Lee Donald W, Khavrutskii Ilja V, Wallqvist Anders, Bavari Sina, Cooper Christopher L, Chaudhury Sidhartha
Biotechnology HPC Software Applications Institute (BHSAI), Telemedicine and Advanced Technology Research Center, U.S. Army Medical Research and Materiel Command , Fort Detrick, MD , USA.
Molecular and Translational Sciences, U.S. Army Medical Research Institute of Infectious Diseases , Frederick, MD , USA.
Front Immunol. 2017 Jan 17;7:681. doi: 10.3389/fimmu.2016.00681. eCollection 2016.

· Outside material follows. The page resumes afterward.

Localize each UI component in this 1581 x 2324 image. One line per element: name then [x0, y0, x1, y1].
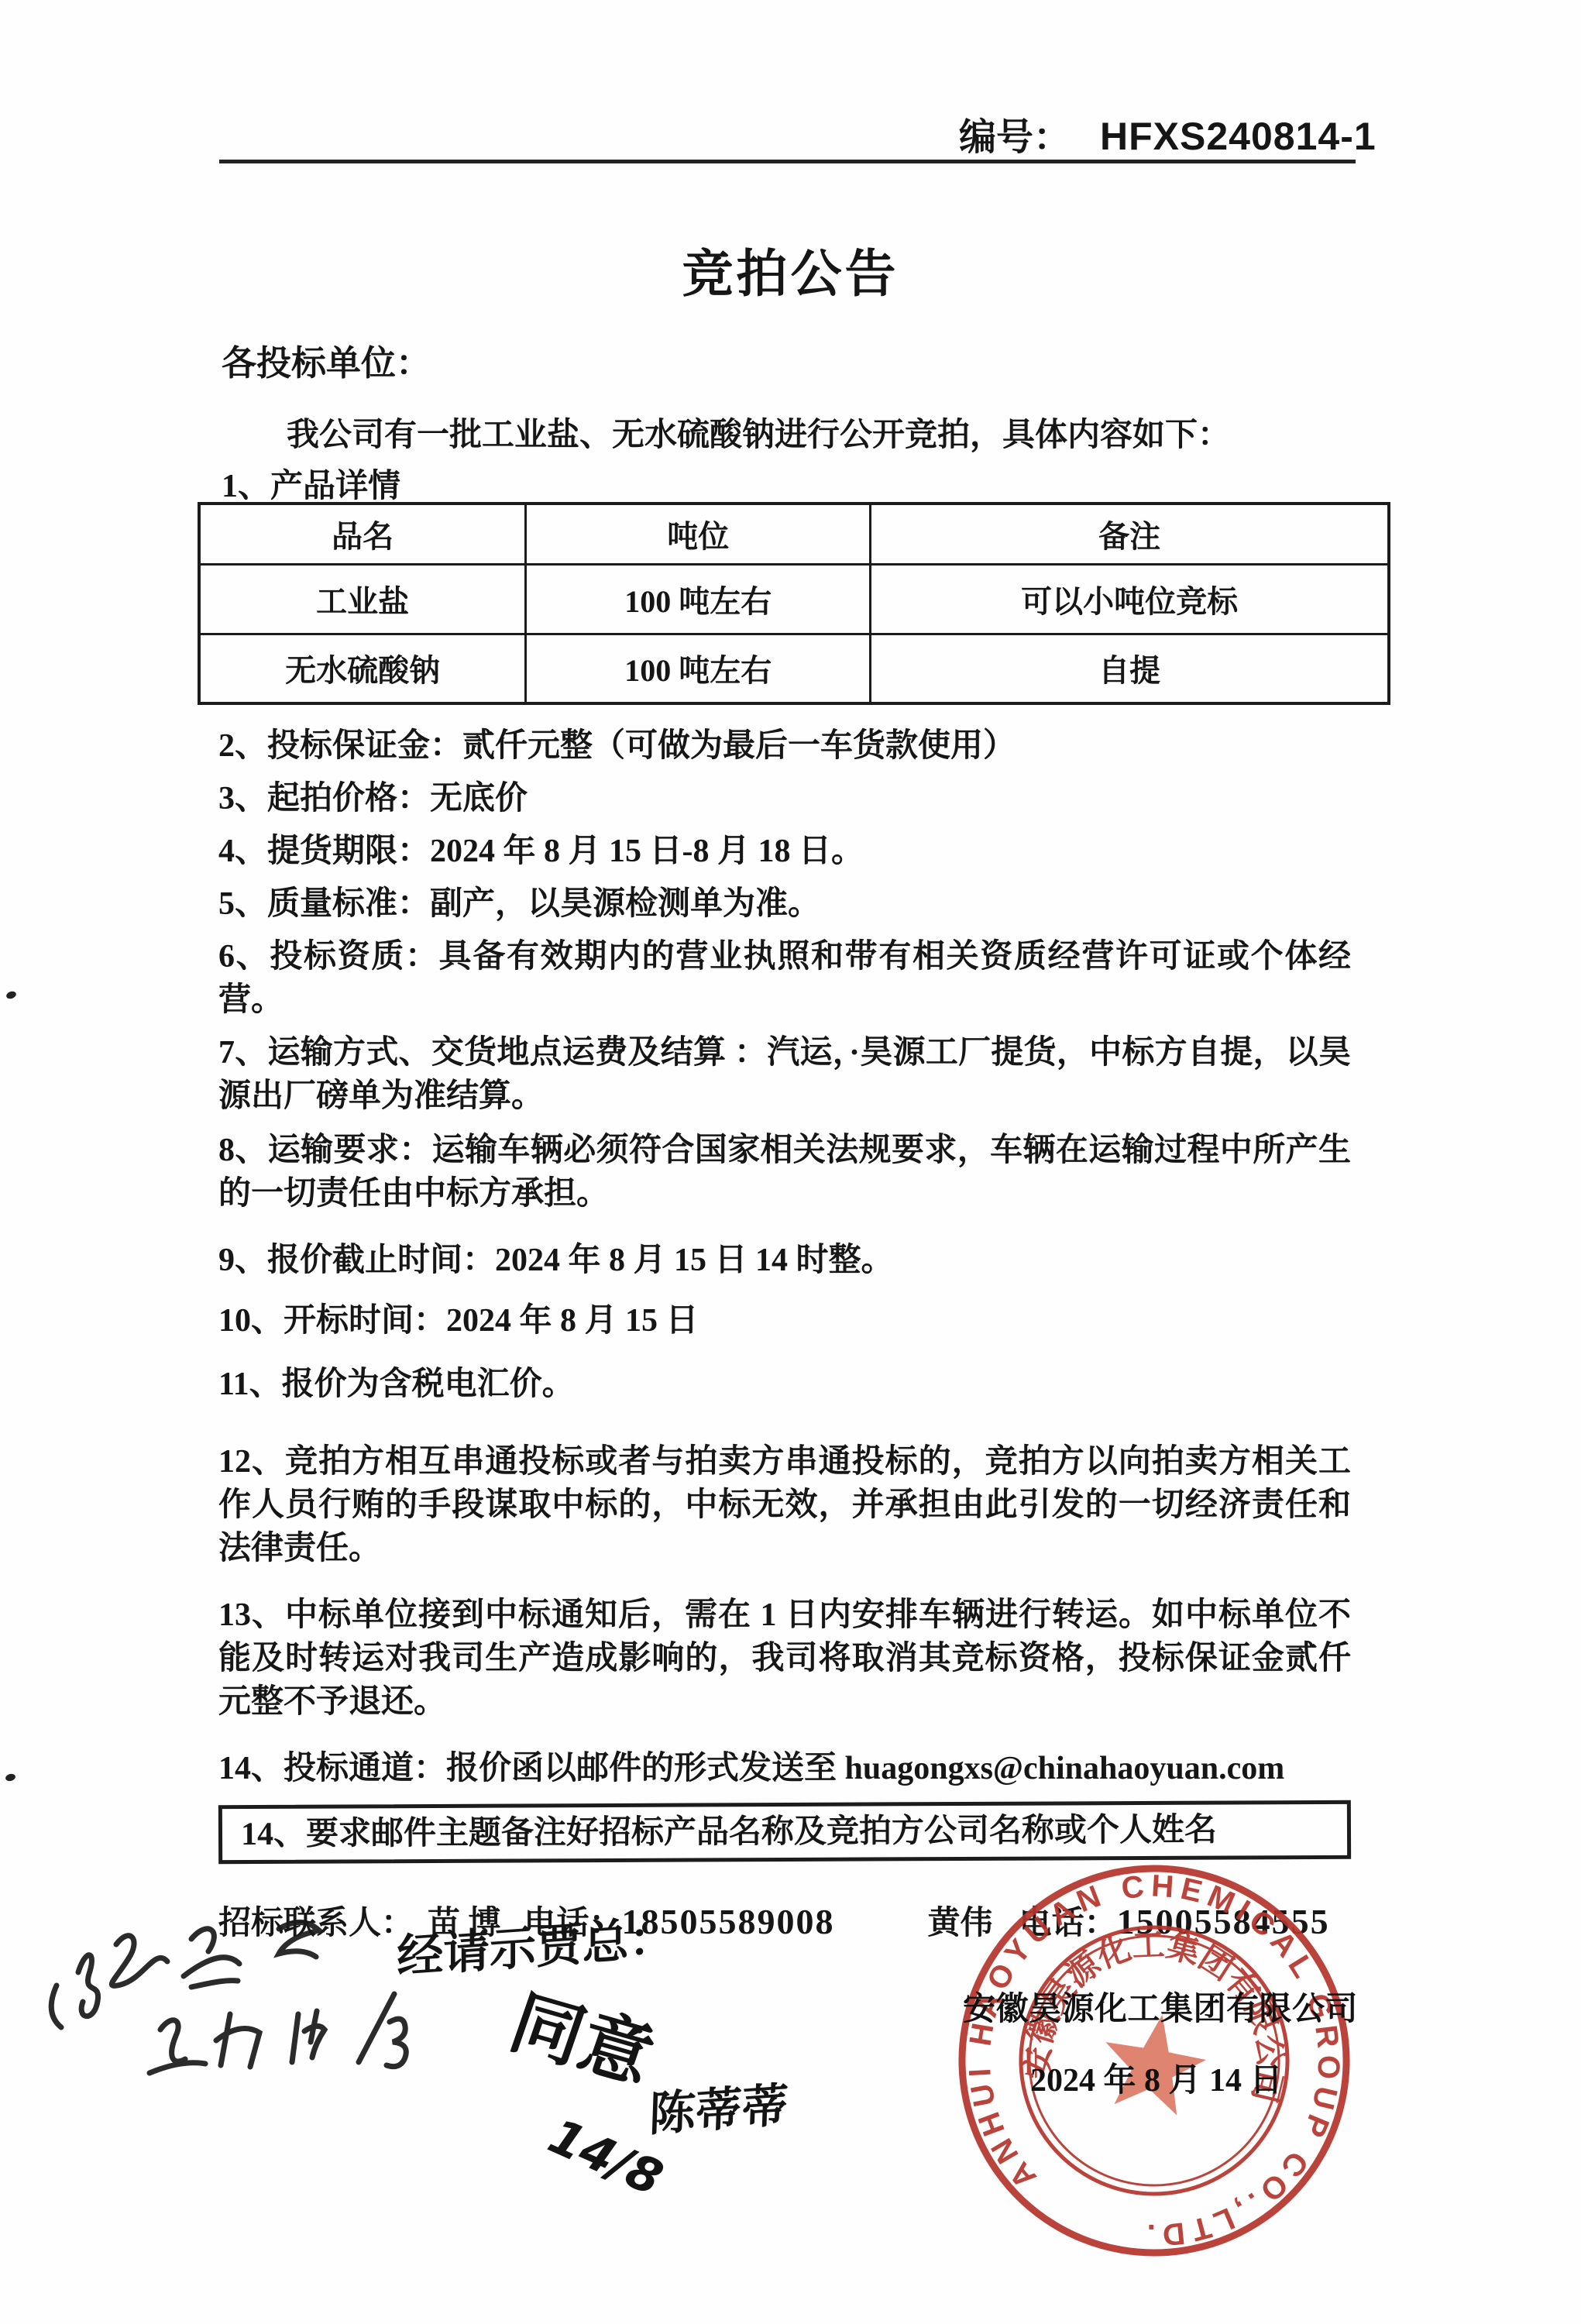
clause-item: 10、开标时间：2024 年 8 月 15 日 — [218, 1299, 1351, 1342]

The somatic diversity of antigen-recognizing B-cell receptors (BCRs) arises from Variable (V), Diversity (D), and Joining (J) (VDJ) recombination and somatic hypermutation (SHM) during B-cell development and affinity maturation. The VDJ junction of the BCR heavy chain forms the highly variable complementarity determining region 3 (CDR3), which plays a critical role in antigen specificity and binding affinity. Tracking the selection and mutation of the CDR3 can be useful in characterizing humoral responses to infection and vaccination. Although tens to hundreds of thousands of unique BCR genes within an expressed B-cell repertoire can now be resolved with high-throughput sequencing, tracking SHMs is still challenging because existing annotation methods are often limited by poor annotation coverage, inconsistent SHM identification across the VDJ junction, or lack of B-cell lineage data. Here, we present B-cell repertoire inductive lineage and immunosequence annotator (BRILIA), an algorithm that leverages repertoire-wide sequencing data to globally improve the VDJ annotation coverage, lineage tree assembly, and SHM identification. On benchmark tests against simulated human and mouse BCR repertoires, BRILIA correctly annotated germline and clonally expanded sequences with 94 and 70% accuracy, respectively, and it has a 90% SHM-positive prediction rate in the CDR3 of heavily mutated sequences; these are substantial improvements over existing methods. We used BRILIA to process BCR sequences obtained from splenic germinal center B cells extracted from C57BL/6 mice. BRILIA returned robust B-cell lineage trees and yielded SHM patterns that are consistent across the VDJ junction and agree with known biological mechanisms of SHM. By contrast, existing BCR annotation tools, which do not account for repertoire-wide clonal relationships, systematically underestimated both the size of clonally related B-cell clusters and yielded inconsistent SHM frequencies. We demonstrate BRILIA's utility in B-cell repertoire studies related to VDJ gene usage, mechanisms for adenosine mutations, and SHM hot spot motifs. Furthermore, we show that the complete gene usage annotation and SHM identification across the entire CDR3 are essential for studying the B-cell affinity maturation process through immunosequencing methods.
抗原识别性B细胞受体(BCR)的体细胞多样性源于B细胞发育和亲和力成熟过程中的可变(V)、多样(D)和连接(J)(VDJ)重组以及体细胞超突变(SHM)。BCR重链的VDJ连接形成高度可变的互补决定区3(CDR3),其在抗原特异性和结合亲和力方面起着关键作用。追踪CDR3的选择和突变有助于表征对感染和疫苗接种的体液免疫反应。尽管现在通过高通量测序可以解析表达的B细胞库中数万至数十万独特的BCR基因,但追踪SHM仍然具有挑战性,因为现有的注释方法通常受到注释覆盖率低、VDJ连接上SHM识别不一致或缺乏B细胞谱系数据的限制。在此,我们提出了B细胞库诱导谱系和免疫序列注释器(BRILIA),这是一种利用全库测序数据来全面提高VDJ注释覆盖率、谱系树组装和SHM识别的算法。在针对模拟的人类和小鼠BCR库的基准测试中,BRILIA分别以94%和70%的准确率正确注释了种系和克隆扩增序列,并且在高度突变序列的CDR3中具有90%的SHM阳性预测率;这些都是相对于现有方法的显著改进。我们使用BRILIA处理从C57BL/6小鼠脾脏生发中心B细胞获得的BCR序列。BRILIA返回了稳健的B细胞谱系树,并产生了在VDJ连接上一致且与已知SHM生物学机制相符的SHM模式。相比之下,现有的不考虑全库克隆关系的BCR注释工具,系统性地低估了克隆相关B细胞簇的大小,并且产生了不一致的SHM频率。我们展示了BRILIA在与VDJ基因使用、腺苷突变机制和SHM热点基序相关的B细胞库研究中的效用。此外,我们表明通过免疫测序方法研究B细胞亲和力成熟过程时,整个CDR3的完整基因使用注释和SHM识别至关重要。